Questo incontro è stato davvero ricco di significato e di profonda amicizia: una vera comuni-cazione di vita, di speranza, di fiducia nel domani, di utopie e di segni che possono diventare realtà concreta e storicamente sperimentabile.
Mi ha rallegrato ed impressionato il fatto di aver potuto intravvedere l'enorme forza liberatrice del Vangelo annunciato ai poveri e da essi coraggiosamente raccolto.

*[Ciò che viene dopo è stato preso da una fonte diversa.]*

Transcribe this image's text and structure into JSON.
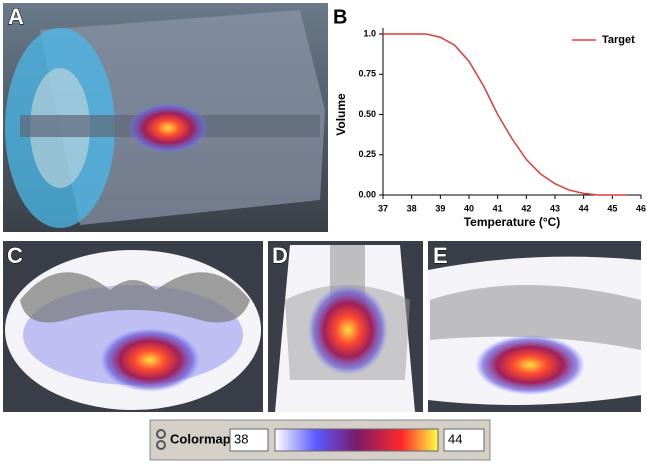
{
  "panel_labels": [
    "A",
    "B",
    "C",
    "D",
    "E"
  ],
  "chart_data": {
    "type": "line",
    "x_label": "Temperature (°C)",
    "y_label": "Volume",
    "x": [
      37,
      38,
      38.5,
      39,
      39.5,
      40,
      40.5,
      41,
      41.5,
      42,
      42.5,
      43,
      43.5,
      44,
      44.5,
      45,
      45.5
    ],
    "series": [
      {
        "name": "Target",
        "color": "#e23a3a",
        "values": [
          1,
          1,
          1,
          0.98,
          0.93,
          0.83,
          0.68,
          0.5,
          0.35,
          0.22,
          0.13,
          0.07,
          0.03,
          0.01,
          0,
          0,
          0
        ]
      }
    ],
    "xlim": [
      37,
      46
    ],
    "xticks": [
      37,
      38,
      39,
      40,
      41,
      42,
      43,
      44,
      45,
      46
    ],
    "ylim": [
      0,
      1
    ],
    "yticks": [
      {
        "value": 0,
        "label": "0.00"
      },
      {
        "value": 0.25,
        "label": "0.25"
      },
      {
        "value": 0.5,
        "label": "0.50"
      },
      {
        "value": 0.75,
        "label": "0.75"
      },
      {
        "value": 1,
        "label": "1.0"
      }
    ],
    "legend": "upper right"
  },
  "colormap": {
    "label": "Colormap:",
    "min": 38,
    "max": 44
  }
}
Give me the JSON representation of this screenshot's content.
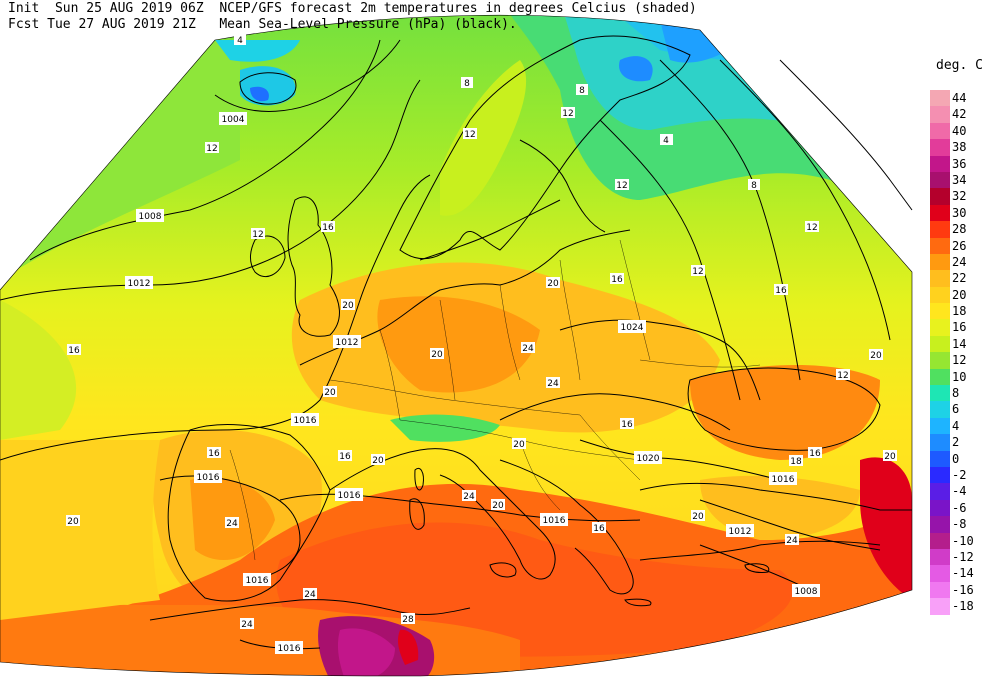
{
  "header": {
    "line1_left": "Init  Sun 25 AUG 2019 06Z",
    "line1_right": "NCEP/GFS forecast 2m temperatures in degrees Celcius (shaded)",
    "line2_left": "Fcst Tue 27 AUG 2019 21Z",
    "line2_right": "Mean Sea-Level Pressure (hPa) (black)."
  },
  "colorbar": {
    "title": "deg. C",
    "entries": [
      {
        "label": "44",
        "color": "#f4a7b3"
      },
      {
        "label": "42",
        "color": "#f48fb1"
      },
      {
        "label": "40",
        "color": "#f06aa8"
      },
      {
        "label": "38",
        "color": "#e23c9a"
      },
      {
        "label": "36",
        "color": "#c2168a"
      },
      {
        "label": "34",
        "color": "#a8106e"
      },
      {
        "label": "32",
        "color": "#b4002c"
      },
      {
        "label": "30",
        "color": "#e0001a"
      },
      {
        "label": "28",
        "color": "#ff3a10"
      },
      {
        "label": "26",
        "color": "#ff6a10"
      },
      {
        "label": "24",
        "color": "#ff9a10"
      },
      {
        "label": "22",
        "color": "#ffbe1e"
      },
      {
        "label": "20",
        "color": "#ffd21e"
      },
      {
        "label": "18",
        "color": "#ffe61e"
      },
      {
        "label": "16",
        "color": "#e8f21e"
      },
      {
        "label": "14",
        "color": "#c8f01e"
      },
      {
        "label": "12",
        "color": "#96e632"
      },
      {
        "label": "10",
        "color": "#50e060"
      },
      {
        "label": "8",
        "color": "#1ee6b4"
      },
      {
        "label": "6",
        "color": "#1ed2e6"
      },
      {
        "label": "4",
        "color": "#1eb4ff"
      },
      {
        "label": "2",
        "color": "#1e8cff"
      },
      {
        "label": "0",
        "color": "#1e5aff"
      },
      {
        "label": "-2",
        "color": "#2a2aff"
      },
      {
        "label": "-4",
        "color": "#5a1ee6"
      },
      {
        "label": "-6",
        "color": "#7a14c8"
      },
      {
        "label": "-8",
        "color": "#9614aa"
      },
      {
        "label": "-10",
        "color": "#b41e8c"
      },
      {
        "label": "-12",
        "color": "#d03cc8"
      },
      {
        "label": "-14",
        "color": "#e45ae4"
      },
      {
        "label": "-16",
        "color": "#f078f0"
      },
      {
        "label": "-18",
        "color": "#f8a0f8"
      }
    ]
  },
  "isobars": [
    {
      "label": "1004"
    },
    {
      "label": "1008"
    },
    {
      "label": "1012"
    },
    {
      "label": "1016"
    },
    {
      "label": "1020"
    },
    {
      "label": "1024"
    },
    {
      "label": "1016"
    },
    {
      "label": "1012"
    },
    {
      "label": "1016"
    },
    {
      "label": "1016"
    },
    {
      "label": "1016"
    },
    {
      "label": "1012"
    },
    {
      "label": "1008"
    },
    {
      "label": "1016"
    },
    {
      "label": "1016"
    }
  ],
  "temp_labels": [
    "4",
    "8",
    "4",
    "8",
    "12",
    "12",
    "12",
    "16",
    "12",
    "16",
    "20",
    "20",
    "20",
    "20",
    "20",
    "20",
    "24",
    "20",
    "24",
    "24",
    "20",
    "16",
    "16",
    "16",
    "20",
    "24",
    "24",
    "28",
    "24",
    "20",
    "12",
    "16",
    "16",
    "20",
    "18",
    "24",
    "16",
    "16",
    "8",
    "12",
    "12",
    "12",
    "4"
  ]
}
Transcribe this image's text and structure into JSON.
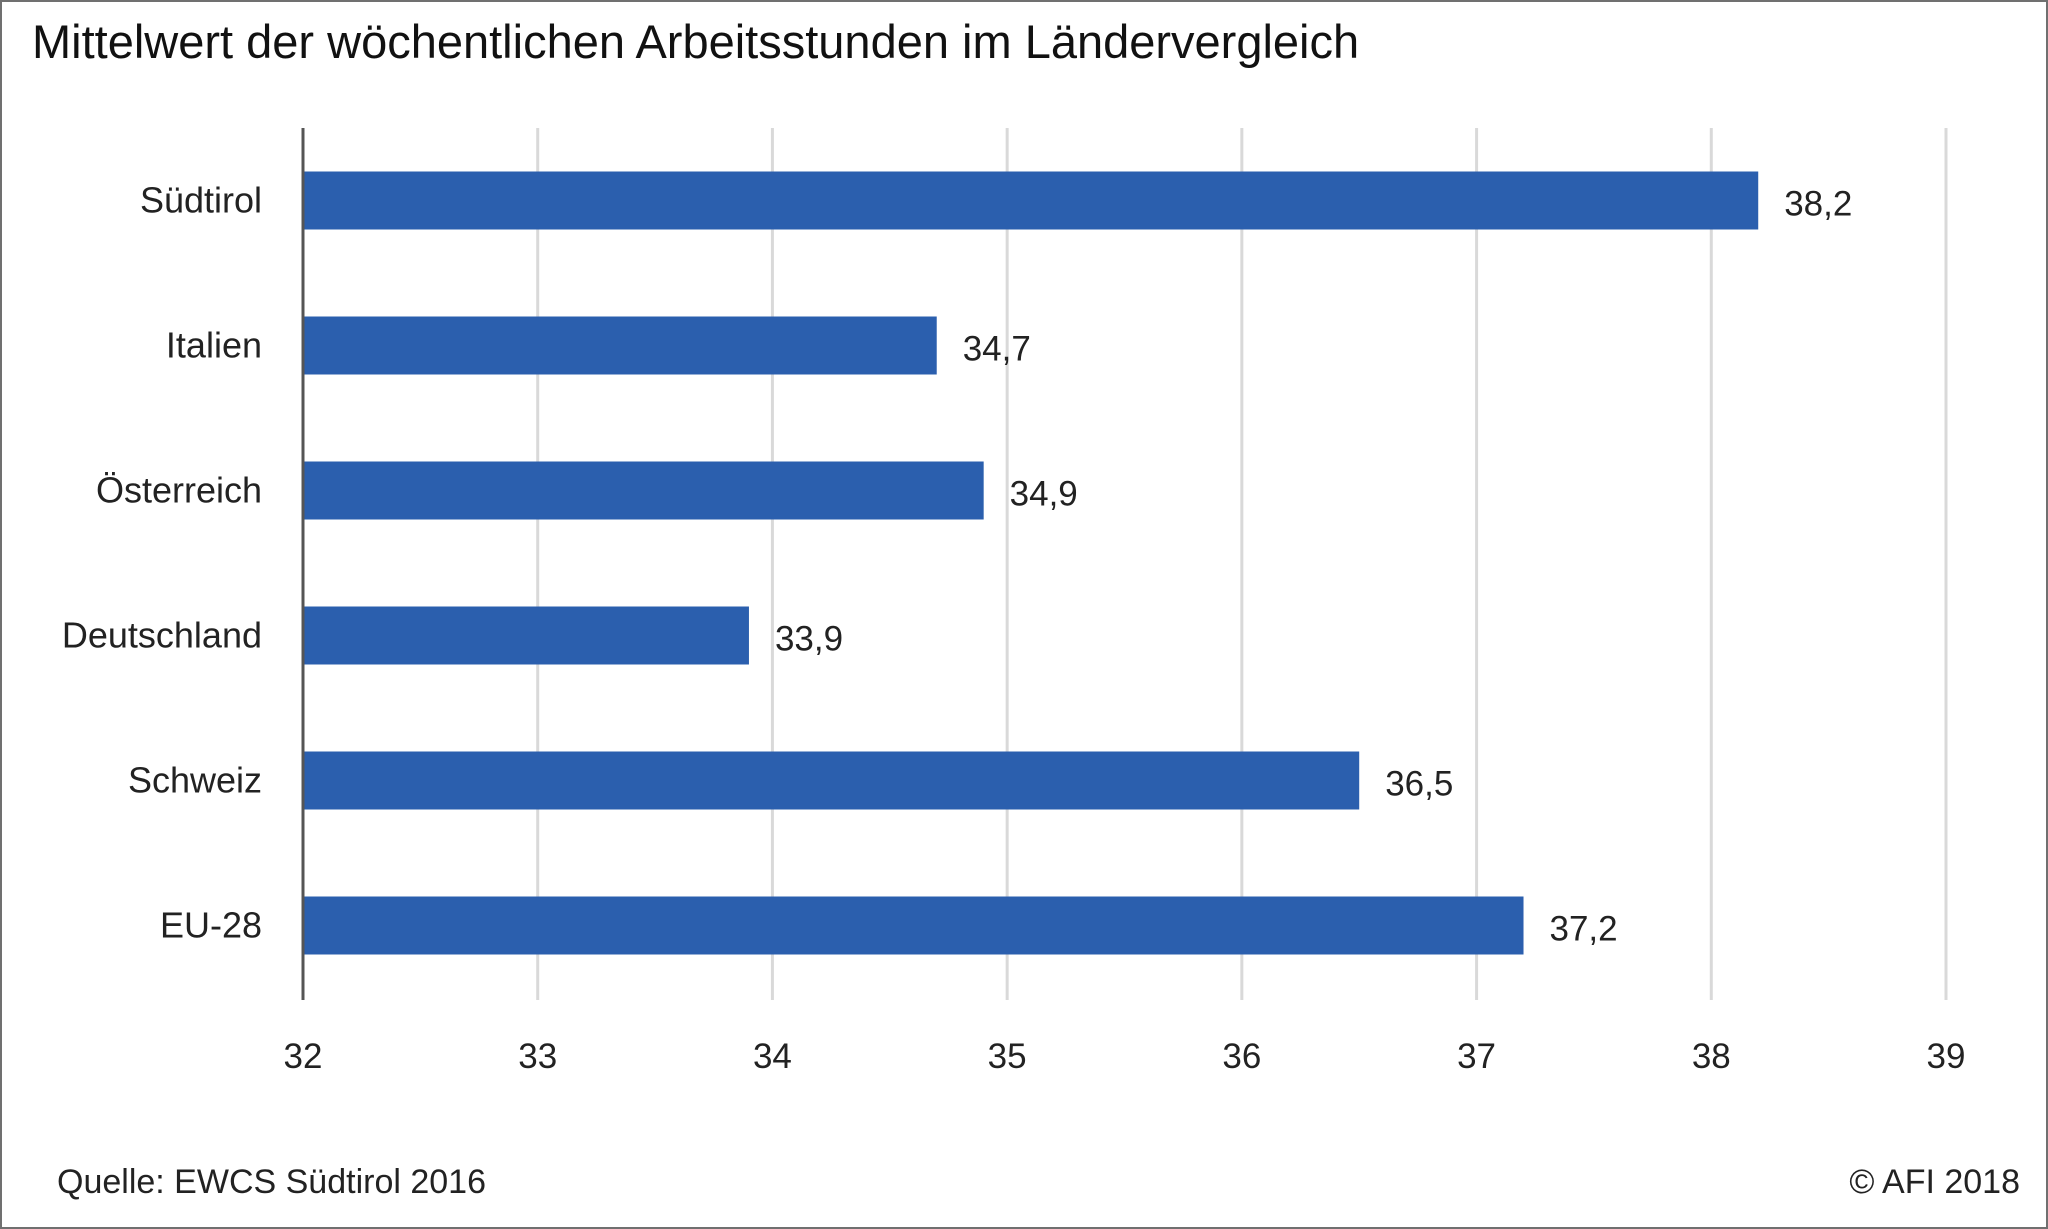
{
  "chart_data": {
    "type": "bar",
    "orientation": "horizontal",
    "title": "Mittelwert der wöchentlichen Arbeitsstunden im Ländervergleich",
    "categories": [
      "Südtirol",
      "Italien",
      "Österreich",
      "Deutschland",
      "Schweiz",
      "EU-28"
    ],
    "values": [
      38.2,
      34.7,
      34.9,
      33.9,
      36.5,
      37.2
    ],
    "value_labels": [
      "38,2",
      "34,7",
      "34,9",
      "33,9",
      "36,5",
      "37,2"
    ],
    "xlim": [
      32,
      39
    ],
    "x_ticks": [
      32,
      33,
      34,
      35,
      36,
      37,
      38,
      39
    ],
    "x_tick_labels": [
      "32",
      "33",
      "34",
      "35",
      "36",
      "37",
      "38",
      "39"
    ],
    "xlabel": "",
    "ylabel": "",
    "grid": "vertical",
    "legend": "none",
    "bar_color": "#2b5fae",
    "grid_color": "#d9d9d9",
    "axis_color": "#555555"
  },
  "footer": {
    "source": "Quelle: EWCS Südtirol 2016",
    "copyright": "© AFI 2018"
  }
}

Quasi una «riscoperta» di ciò che da tanti anni ho creduto dal profondo del cuore e dell' anima, ma che in questo nostro mondo occidentale è davvero difficile, a volte, riuscire a percepire in modo evidente e immediato.
La sorgente d'acqua viva che emerge con forza da cammini sotterranei chissà quanto lunghi e tormentati; il fuoco che all'improvviso scaturisce dalla pietra; un fiore che spunta come per inaspettato miracolo fra la sabbia del deserto.
L'incontro di poche ore con l'amico dell'Ecuador ha avuto per me come un «sapere biblico»: nelle sue parole semplici ho raccolto il grido di giustizia che ogni povero porta con sé da sempre ed insieme una enorme apertura alla speranza che il fiore della pace e della fraternità vera possa fiorire fra le zolle pietrose della terra andina.
Certamente il cammino verso una piena liberazione è molto lungo: non bisogna stancarsi, né arrendersi né lasciarsi sopraffare dalle mille ragioni dell' evidenza. Il viaggio dei popoli poveri ed oppressi per intere generazioni è sicuramente posto sotto il segno della benedizione di Dio che non può far mancare né il pane né l'acqua necessari per giungere al traguardo.